Je l’ai déjà dit : j’aime le jasmin, mais je redoute les soliflores au jasmine, en partie à cause des effluves de gazoline de l’absolu, en partie à cause de souvenirs trop vivaces de nuits sévillanes… Mais je suis toujours disposée à essayer de nouvelles variations sur la fleur.
En attendant la Nuit de Cellophane de Serge Lutens où elle figure de façon prédominante, d’après la description qu’Elisabeth de Feydeau en a faite (avec l’osmanthus, l’écorce de mandarine, le santal, la myrrhe, la civette et le castoréum – variation sur Sarrasins ?), je me suis intéressée tardivement à deux sorties 2008, Jasmin Noir de Bulgari et Drama Nuuï de Parfumerie Générale (lancé en même temps que Felanilla).
Dès la première vaporisation, Drama Nuuï m’a donné l’impression d’être le personnage de Patrick McGoohan, Numéro Six, dans la série Sixties culte Le Prisonnier, éternellement poursuivi par une énorme balle bondissante sur une plage galloise : je ne distinguais que ce que je surnomme la Grande Bulle Blanche et Verte, cet accord muguet placé au cœur de tant de parfums contemporains pour ouvrir un espace entre les notes.
La GBBV est tellement centrale dans Drama Nuuï qu’elle semble pratiquement repousser la note vedette hors cadre : un jasmin vert très délicat, dépouillé d’arômes animaux, orné d’un soupçon d’amertume au débouché (l’absinthe) et d’une pincée d’épice. Le jasmin à son plus virginal, ravissant, frais et timide.

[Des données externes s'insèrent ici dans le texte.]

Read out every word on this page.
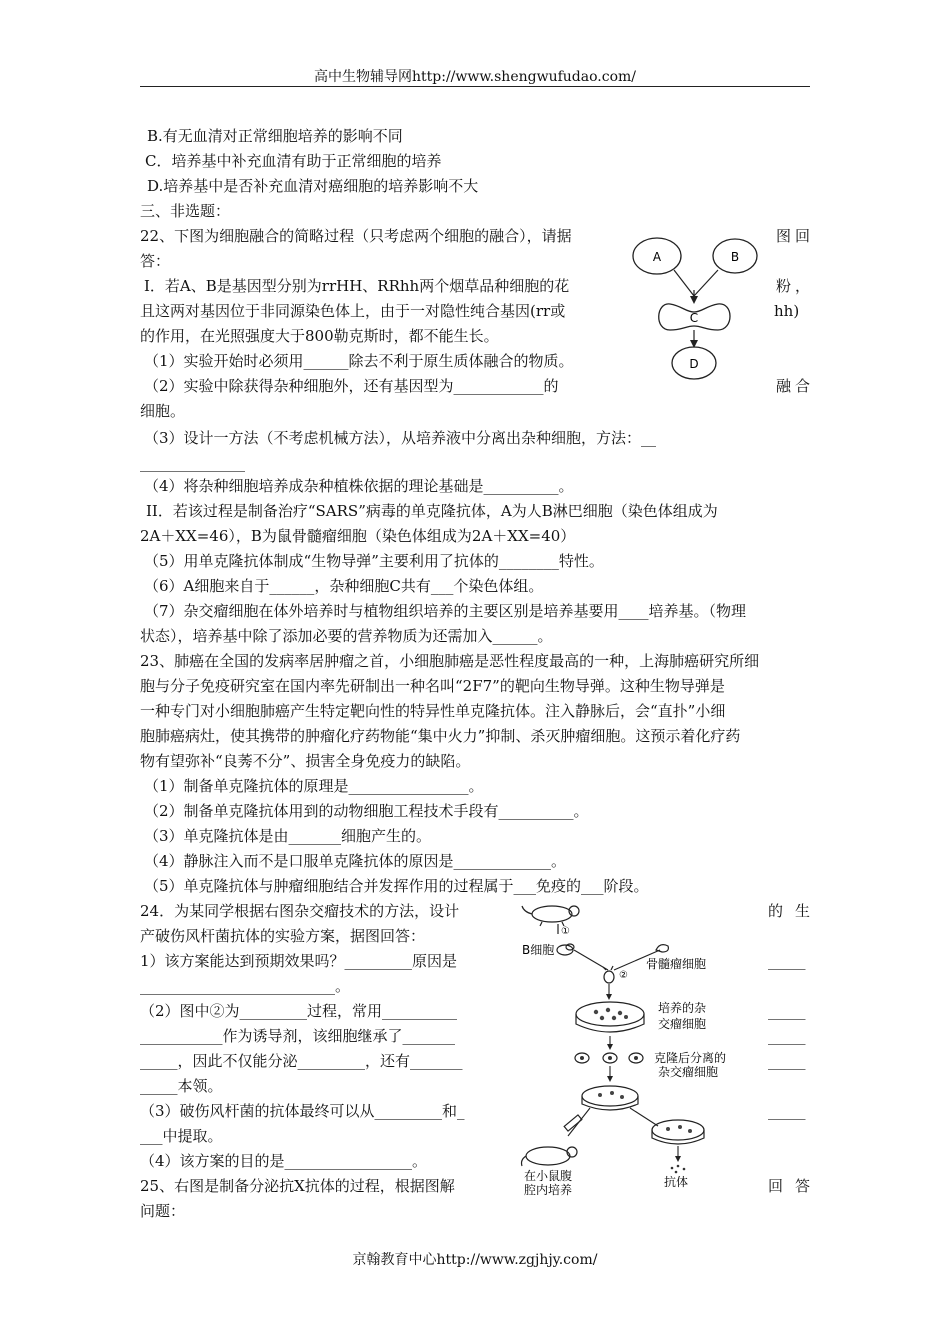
高中生物辅导网http://www.shengwufudao.com/
B.有无血清对正常细胞培养的影响不同
C．培养基中补充血清有助于正常细胞的培养
D.培养基中是否补充血清对癌细胞的培养影响不大
三、非选题：
22、下图为细胞融合的简略过程（只考虑两个细胞的融合），请据	图回
答：
I．若A、B是基因型分别为rrHH、RRhh两个烟草品种细胞的花	粉，
且这两对基因位于非同源染色体上，由于一对隐性纯合基因(rr或	hh)
的作用，在光照强度大于800勒克斯时，都不能生长。
（1）实验开始时必须用______除去不利于原生质体融合的物质。
（2）实验中除获得杂种细胞外，还有基因型为____________的	融合
细胞。
（3）设计一方法（不考虑机械方法），从培养液中分离出杂种细胞，方法：__
______________
（4）将杂种细胞培养成杂种植株依据的理论基础是__________。
II．若该过程是制备治疗“SARS”病毒的单克隆抗体，A为人B淋巴细胞（染色体组成为
2A＋XX=46），B为鼠骨髓瘤细胞（染色体组成为2A＋XX=40）
（5）用单克隆抗体制成“生物导弹”主要利用了抗体的________特性。
（6）A细胞来自于______，杂种细胞C共有___个染色体组。
（7）杂交瘤细胞在体外培养时与植物组织培养的主要区别是培养基要用____培养基。（物理
状态），培养基中除了添加必要的营养物质为还需加入______。
23、肺癌在全国的发病率居肿瘤之首，小细胞肺癌是恶性程度最高的一种，上海肺癌研究所细
胞与分子免疫研究室在国内率先研制出一种名叫“2F7”的靶向生物导弹。这种生物导弹是
一种专门对小细胞肺癌产生特定靶向性的特异性单克隆抗体。注入静脉后，会“直扑”小细
胞肺癌病灶，使其携带的肿瘤化疗药物能“集中火力”抑制、杀灭肿瘤细胞。这预示着化疗药
物有望弥补“良莠不分”、损害全身免疫力的缺陷。
（1）制备单克隆抗体的原理是________________。
（2）制备单克隆抗体用到的动物细胞工程技术手段有__________。
（3）单克隆抗体是由_______细胞产生的。
（4）静脉注入而不是口服单克隆抗体的原因是_____________。
（5）单克隆抗体与肿瘤细胞结合并发挥作用的过程属于___免疫的___阶段。
24．为某同学根据右图杂交瘤技术的方法，设计	的生
产破伤风杆菌抗体的实验方案，据图回答：
1）该方案能达到预期效果吗？_________原因是	_____
__________________________。
（2）图中②为_________过程，常用__________	_____
___________作为诱导剂，该细胞继承了_______	_____
_____，因此不仅能分泌_________，还有_______	_____
_____本领。
（3）破伤风杆菌的抗体最终可以从_________和_	_____
___中提取。
（4）该方案的目的是_________________。
25、右图是制备分泌抗X抗体的过程，根据图解	回答
问题：
A	B
C
D
①
B细胞
骨髓瘤细胞
②
培养的杂
交瘤细胞
克隆后分离的
杂交瘤细胞
在小鼠腹
腔内培养
抗体
京翰教育中心http://www.zgjhjy.com/
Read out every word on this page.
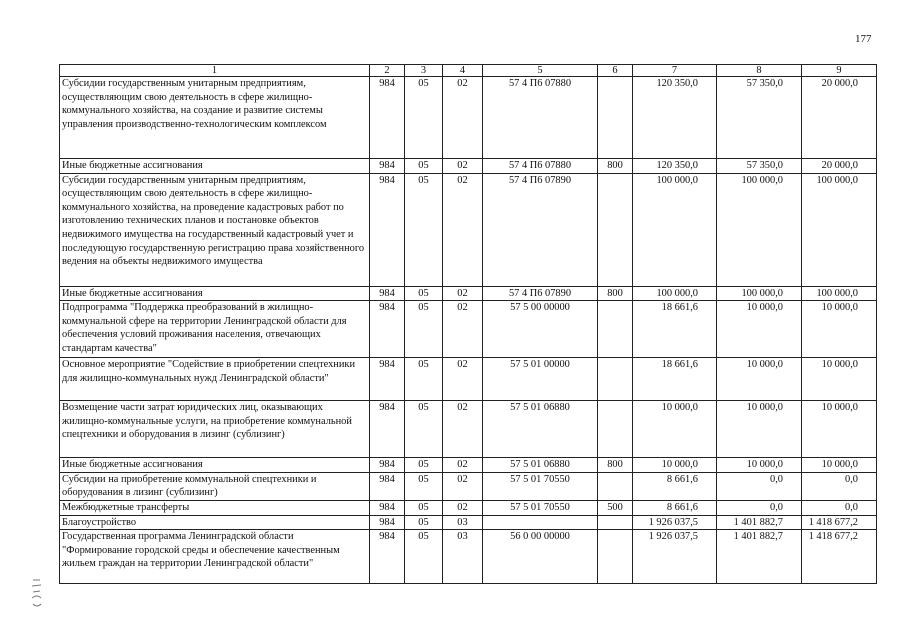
177
1	2	3	4	5	6	7	8	9
Субсидии государственным унитарным предприятиям, осуществляющим свою деятельность в сфере жилищно-коммунального хозяйства, на создание и развитие системы управления производственно-технологическим комплексом	984	05	02	57 4 П6 07880		120 350,0	57 350,0	20 000,0
Иные бюджетные ассигнования	984	05	02	57 4 П6 07880	800	120 350,0	57 350,0	20 000,0
Субсидии государственным унитарным предприятиям, осуществляющим свою деятельность в сфере жилищно-коммунального хозяйства, на проведение кадастровых работ по изготовлению технических планов и постановке объектов недвижимого имущества на государственный кадастровый учет и последующую государственную регистрацию права хозяйственного ведения на объекты недвижимого имущества	984	05	02	57 4 П6 07890		100 000,0	100 000,0	100 000,0
Иные бюджетные ассигнования	984	05	02	57 4 П6 07890	800	100 000,0	100 000,0	100 000,0
Подпрограмма "Поддержка преобразований в жилищно-коммунальной сфере на территории Ленинградской области для обеспечения условий проживания населения, отвечающих стандартам качества"	984	05	02	57 5 00 00000		18 661,6	10 000,0	10 000,0
Основное мероприятие "Содействие в приобретении спецтехники для жилищно-коммунальных нужд Ленинградской области"	984	05	02	57 5 01 00000		18 661,6	10 000,0	10 000,0
Возмещение части затрат юридических лиц, оказывающих жилищно-коммунальные услуги, на приобретение коммунальной спецтехники и оборудования в лизинг (сублизинг)	984	05	02	57 5 01 06880		10 000,0	10 000,0	10 000,0
Иные бюджетные ассигнования	984	05	02	57 5 01 06880	800	10 000,0	10 000,0	10 000,0
Субсидии на приобретение коммунальной спецтехники и оборудования в лизинг (сублизинг)	984	05	02	57 5 01 70550		8 661,6	0,0	0,0
Межбюджетные трансферты	984	05	02	57 5 01 70550	500	8 661,6	0,0	0,0
Благоустройство	984	05	03			1 926 037,5	1 401 882,7	1 418 677,2
Государственная программа Ленинградской области "Формирование городской среды и обеспечение качественным жильем граждан на территории Ленинградской области"	984	05	03	56 0 00 00000		1 926 037,5	1 401 882,7	1 418 677,2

Le Jasmin Noir de Bulgari, composé par le vétéran d’IFF Carlos Benaïm avec Sophie Labbé, est tout aussi discret, comme si sa touche « volume » avait été réglée au plus bas. Ce parfum m’est souvent presque imperceptible et apparemment, je ne suis pas la seule à être frappée par cette curieuse anosmie : Robin du blog américain Now Smell This a fait la même expérience. Comme moi, elle ne sent Jasmin Noir qu’en se collant le nez au poignet. C’est dommage, car sans avoir l’audace novatrice de certains Bulgari (le Thé Vert de Jean-Claude Ellena et le Black d’Annick Ménardo), il est d’un équilibre exquis. Comme dans Drama Nuuï, le bouquet entêtant du jasmin est coupé de verdeur (en l’occurrence une note de « sève verte »). Mais au lieu d’étoffer la base boisée-ambrée par l’omniprésente vanille , Benaïm et Labbé ont choisi une note apparentée dans le registre du brûlé-sucré, la réglisse, qui confère au parfum une facette presque cuirée. Les accents froids et anisés de la réglisse se marient parfaitement au jasmin ; sa couleur justifie sans doute l’ajout de l’adjectif « noir » -- bien que je ne puisse pas m’empêcher de songer à un trou noir qui aspirerait l’essentiel du sillage… Comme le fait remarquer Octavian Coifan dans 1000fragrances, Jasmin Noir est d’un tel raffinement qu’il pourrait presque passer pour un Chanel. Le jasmin à son plus introverti : chic, taciturne et profond.
Image : Embrace, sérigraphie sur soie de Lee Krasner (1974), courtesy Alex Rosenberg Fine Art.
Bonjour, j'ai une amie espagnole à qui j'ai conseillé Jasmin Noir. Sur elle, je peux vous affirmer que le sillage est bien présent tout au long de la journée, mais jamais envahissant en effet. Finesse de l'hédione, rondeur des bois lactés, une vraie belle surprise.
RépondreSupprimerOui, c'est très curieux, n'est-ce pas? Sur certaines personnes, le sillage est présent - je n'en fait malheureusement pas partie et je le déplore, c'est un très beau parfum.